Consider the kernel of the homomorphism from two copies of the free group $F_2 \times F_2$ onto the integers sending every generator to 1. How to see that this subgroup is not finitely presented?

-
Sorry, what's $F_2$? Surely not the field of two elements? – Gerry Myerson Apr 28 '11 at 9:06
Surely the free group of rank 2. – PseudoNeo Apr 28 '11 at 10:30
This looks related: mathoverflow.net/questions/54975/… – mac Apr 28 '11 at 11:14
Ah, I mis-parsed it. It's not, "two copies of (the free group $F_2\times F_2$)," it's that $F_2\times F_2$ is two copies of the free group $F_2$. So, what are the generators of $F_2\times F_2$? – Gerry Myerson Apr 28 '11 at 13:25

What I have done is to calculate an (infinite) presentation of the kernel $K$ in question. Let the two copies of $F_2$ be generated by $\{a,b\}$ and $\{x,y\}$. Then $K$ is generated by $B := ba^{-1}$, $X := xa^{-1}$ and $Y := ya^{-1}$. Using a reasonably straightforward Reidemeister-Schreier calculation, we get the presentation
$\langle\, X, Y, B \mid [B,(YX^{-1})^{X^i}]\: (i \in \mathbb{Z})\, \rangle$
of $K$, which is an HNN-extension of the free group $\langle X,Y \rangle$ with stable letter $B$, where the subgroup generated by $(YX^{-1})^{X^i}$ for $i \in \mathbb{Z}$, which is not finitely generated, is centralized by $B$.
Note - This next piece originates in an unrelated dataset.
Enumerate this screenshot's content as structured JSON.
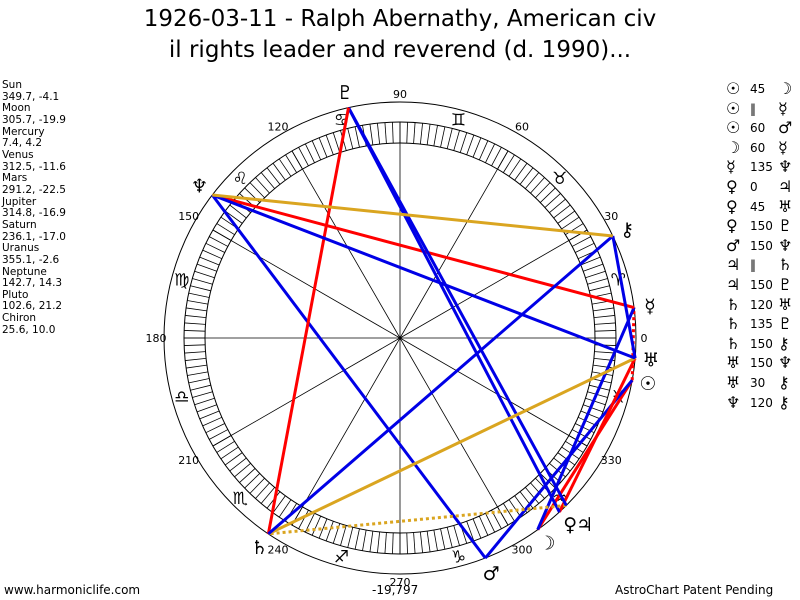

Edited: To show that $K$ is not finitely presentable, it is enough to show that any group $K'$ defined by a presentation using a finite subset of the relators in the above presentation is unequal to $K$. Notice that $K'$ is also an HNN-extension of $\langle X,Y \rangle$ by $B$, but the subgroup of $\langle X,Y \rangle$ centralized by $B$ is finitely generated, and so is a proper subgroup of the subgroup centralized by $B$ in $K$. So $K \ne K'$ and hence $K$ is not finitely presentable.